(CBS) — Chicago Public Schools has filed a complaint against the Chicago Teachers Union, asking a state panel to bar members from striking again and to make the labor organization pay the school system’s costs associated with the mass walkout of teachers on Friday.

CPS CEO Forrest Claypool says the school system is asking the Illinois Education Labor Relations Board for a “permanent injunction” that prohibits similar teachers strikes in the future.

“We think it’s important that it be clearly established that whether children are in school and being educated is not subject to the whims of the Chicago Teachers Union leadership,” Claypool said during a news conference Friday afternoon. “It is subject to clear, unambiguous state law.”

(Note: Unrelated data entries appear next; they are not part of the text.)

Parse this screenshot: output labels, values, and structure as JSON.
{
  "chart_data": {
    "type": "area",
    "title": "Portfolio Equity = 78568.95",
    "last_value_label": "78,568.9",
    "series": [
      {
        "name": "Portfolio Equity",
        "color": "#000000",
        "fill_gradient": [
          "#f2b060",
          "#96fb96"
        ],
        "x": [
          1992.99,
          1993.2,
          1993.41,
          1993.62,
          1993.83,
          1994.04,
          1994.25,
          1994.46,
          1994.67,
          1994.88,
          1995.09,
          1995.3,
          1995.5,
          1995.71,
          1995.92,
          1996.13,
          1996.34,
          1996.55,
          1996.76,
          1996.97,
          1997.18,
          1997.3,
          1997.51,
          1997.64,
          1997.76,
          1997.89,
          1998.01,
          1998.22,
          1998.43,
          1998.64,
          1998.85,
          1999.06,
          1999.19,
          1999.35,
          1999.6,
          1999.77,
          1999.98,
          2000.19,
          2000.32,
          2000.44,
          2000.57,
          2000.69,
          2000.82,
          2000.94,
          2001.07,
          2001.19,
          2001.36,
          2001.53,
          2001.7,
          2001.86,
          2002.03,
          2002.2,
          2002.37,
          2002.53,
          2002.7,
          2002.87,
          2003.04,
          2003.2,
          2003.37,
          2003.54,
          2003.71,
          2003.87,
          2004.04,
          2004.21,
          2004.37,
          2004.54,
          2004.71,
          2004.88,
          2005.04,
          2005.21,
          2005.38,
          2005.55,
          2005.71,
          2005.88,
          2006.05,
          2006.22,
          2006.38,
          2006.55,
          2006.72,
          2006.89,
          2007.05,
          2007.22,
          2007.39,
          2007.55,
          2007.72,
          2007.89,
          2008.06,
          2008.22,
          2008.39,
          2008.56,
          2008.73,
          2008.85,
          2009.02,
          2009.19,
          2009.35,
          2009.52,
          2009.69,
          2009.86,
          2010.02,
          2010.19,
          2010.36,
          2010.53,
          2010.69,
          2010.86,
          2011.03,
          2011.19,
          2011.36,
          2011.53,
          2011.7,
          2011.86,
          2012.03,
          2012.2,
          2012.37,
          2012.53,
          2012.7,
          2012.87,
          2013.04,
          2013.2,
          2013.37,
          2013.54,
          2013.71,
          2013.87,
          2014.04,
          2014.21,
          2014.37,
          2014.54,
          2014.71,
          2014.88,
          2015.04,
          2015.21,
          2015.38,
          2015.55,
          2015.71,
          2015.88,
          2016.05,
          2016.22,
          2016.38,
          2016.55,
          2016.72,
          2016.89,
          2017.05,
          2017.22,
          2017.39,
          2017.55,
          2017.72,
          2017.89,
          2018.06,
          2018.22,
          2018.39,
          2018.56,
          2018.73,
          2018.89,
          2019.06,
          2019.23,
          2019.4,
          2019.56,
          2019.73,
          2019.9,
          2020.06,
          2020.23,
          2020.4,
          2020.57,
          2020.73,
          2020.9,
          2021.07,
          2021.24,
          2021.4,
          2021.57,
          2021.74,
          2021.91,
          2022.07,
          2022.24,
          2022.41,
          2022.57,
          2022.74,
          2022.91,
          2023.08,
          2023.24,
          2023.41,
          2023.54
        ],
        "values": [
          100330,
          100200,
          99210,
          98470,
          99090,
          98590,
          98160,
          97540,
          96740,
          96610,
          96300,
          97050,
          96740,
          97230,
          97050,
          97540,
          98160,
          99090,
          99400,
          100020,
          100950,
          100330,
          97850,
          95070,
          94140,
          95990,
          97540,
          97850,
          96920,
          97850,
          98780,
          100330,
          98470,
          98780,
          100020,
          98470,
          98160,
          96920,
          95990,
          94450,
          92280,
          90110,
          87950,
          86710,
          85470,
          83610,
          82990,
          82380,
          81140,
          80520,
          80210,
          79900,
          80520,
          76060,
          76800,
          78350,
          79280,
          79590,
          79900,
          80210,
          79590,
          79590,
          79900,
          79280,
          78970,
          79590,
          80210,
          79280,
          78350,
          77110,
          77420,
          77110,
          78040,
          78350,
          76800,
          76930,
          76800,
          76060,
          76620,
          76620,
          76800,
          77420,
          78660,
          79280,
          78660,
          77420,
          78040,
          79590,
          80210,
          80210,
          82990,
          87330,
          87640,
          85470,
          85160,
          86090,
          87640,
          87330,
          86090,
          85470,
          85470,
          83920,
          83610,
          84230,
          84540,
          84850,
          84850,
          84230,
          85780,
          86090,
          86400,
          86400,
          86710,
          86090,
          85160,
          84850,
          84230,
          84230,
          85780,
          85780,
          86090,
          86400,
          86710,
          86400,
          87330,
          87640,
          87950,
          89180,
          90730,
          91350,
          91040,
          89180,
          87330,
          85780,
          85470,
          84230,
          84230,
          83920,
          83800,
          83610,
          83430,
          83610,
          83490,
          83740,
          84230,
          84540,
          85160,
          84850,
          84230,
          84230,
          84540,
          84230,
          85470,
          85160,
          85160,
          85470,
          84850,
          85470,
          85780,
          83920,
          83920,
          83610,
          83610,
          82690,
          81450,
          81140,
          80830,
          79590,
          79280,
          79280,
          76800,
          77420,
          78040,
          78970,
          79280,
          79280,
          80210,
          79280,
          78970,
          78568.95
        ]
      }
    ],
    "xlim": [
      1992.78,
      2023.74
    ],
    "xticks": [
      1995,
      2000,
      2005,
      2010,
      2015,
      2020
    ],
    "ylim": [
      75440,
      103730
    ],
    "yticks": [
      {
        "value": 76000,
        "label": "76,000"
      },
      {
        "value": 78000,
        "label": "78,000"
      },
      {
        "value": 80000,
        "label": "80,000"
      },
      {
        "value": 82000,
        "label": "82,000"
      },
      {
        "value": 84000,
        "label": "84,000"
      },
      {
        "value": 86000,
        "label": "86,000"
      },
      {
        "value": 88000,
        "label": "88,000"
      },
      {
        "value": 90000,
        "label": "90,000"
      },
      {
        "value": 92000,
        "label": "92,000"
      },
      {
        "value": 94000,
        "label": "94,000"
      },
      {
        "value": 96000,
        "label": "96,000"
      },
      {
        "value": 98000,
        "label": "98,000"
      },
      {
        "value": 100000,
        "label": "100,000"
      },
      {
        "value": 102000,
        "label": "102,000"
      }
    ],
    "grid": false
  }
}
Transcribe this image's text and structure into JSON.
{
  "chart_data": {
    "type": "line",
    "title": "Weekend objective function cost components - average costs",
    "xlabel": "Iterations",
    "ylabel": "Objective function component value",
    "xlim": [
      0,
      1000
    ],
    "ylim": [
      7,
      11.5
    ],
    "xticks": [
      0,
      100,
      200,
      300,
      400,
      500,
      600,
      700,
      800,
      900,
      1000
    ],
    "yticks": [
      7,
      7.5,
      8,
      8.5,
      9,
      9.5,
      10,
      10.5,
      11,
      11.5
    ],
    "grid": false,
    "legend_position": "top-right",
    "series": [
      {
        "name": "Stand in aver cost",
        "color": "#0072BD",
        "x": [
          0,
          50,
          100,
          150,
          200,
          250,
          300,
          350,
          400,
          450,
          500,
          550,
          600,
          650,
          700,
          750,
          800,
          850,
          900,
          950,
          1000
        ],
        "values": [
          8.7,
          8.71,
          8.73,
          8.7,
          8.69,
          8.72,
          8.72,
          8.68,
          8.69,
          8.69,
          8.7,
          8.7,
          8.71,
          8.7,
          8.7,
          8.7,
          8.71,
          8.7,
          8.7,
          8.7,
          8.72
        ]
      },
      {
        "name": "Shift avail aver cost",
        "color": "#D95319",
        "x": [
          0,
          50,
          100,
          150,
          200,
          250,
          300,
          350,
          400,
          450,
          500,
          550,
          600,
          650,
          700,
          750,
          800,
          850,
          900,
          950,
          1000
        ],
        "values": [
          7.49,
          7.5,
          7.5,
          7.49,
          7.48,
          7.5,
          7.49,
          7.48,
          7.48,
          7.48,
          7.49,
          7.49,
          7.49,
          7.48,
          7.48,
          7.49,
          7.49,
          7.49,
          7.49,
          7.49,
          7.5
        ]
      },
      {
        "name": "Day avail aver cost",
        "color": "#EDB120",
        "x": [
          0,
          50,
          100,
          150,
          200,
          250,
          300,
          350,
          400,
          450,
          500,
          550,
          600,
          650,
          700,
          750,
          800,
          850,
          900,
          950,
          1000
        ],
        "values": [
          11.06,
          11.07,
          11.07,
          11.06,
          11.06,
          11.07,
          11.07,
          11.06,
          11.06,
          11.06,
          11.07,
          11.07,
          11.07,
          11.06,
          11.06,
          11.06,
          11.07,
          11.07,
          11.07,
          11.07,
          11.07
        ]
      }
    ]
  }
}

In addition, school officials have asked the state labor panel to force the CTU to reimburse CPS and its partner agencies for the expense of hosting children Friday at hundreds of locations.

The state panel could also impose “any other sanctions the board feels appropriate for this kind of law-breaking,” Claypool added.

CPS officials contend Friday’s one-day teachers strike is illegal, but union officials disagree. The union planned Friday’s strike after CPS announced it was forcing employees to take three unpaid furlough days as a way to help balance the budget. Teachers, who last went on strike in 2012, are negotiating a new contract with CPS.

“We disagree,” CTU spokeswoman Stephanie Gadlin said in a response to Claypool’s remarks. “The Supreme Court 60 years ago authorized unfair labor practice strikes under the National Labor Relations Action and we believe teachers have those rights. This was a one day job action. Their charges were filed after the fact.”

Claypool said CPS would not seek to impose a “mass discipline” on rank-and-file teachers who took part in Friday’s walkout. He said the CPS legal action is aimed at union leadership and was prompted by parents frustrated by the walkout.

“We welcome the teachers back Monday and are looking forward to that very much,” Claypool said.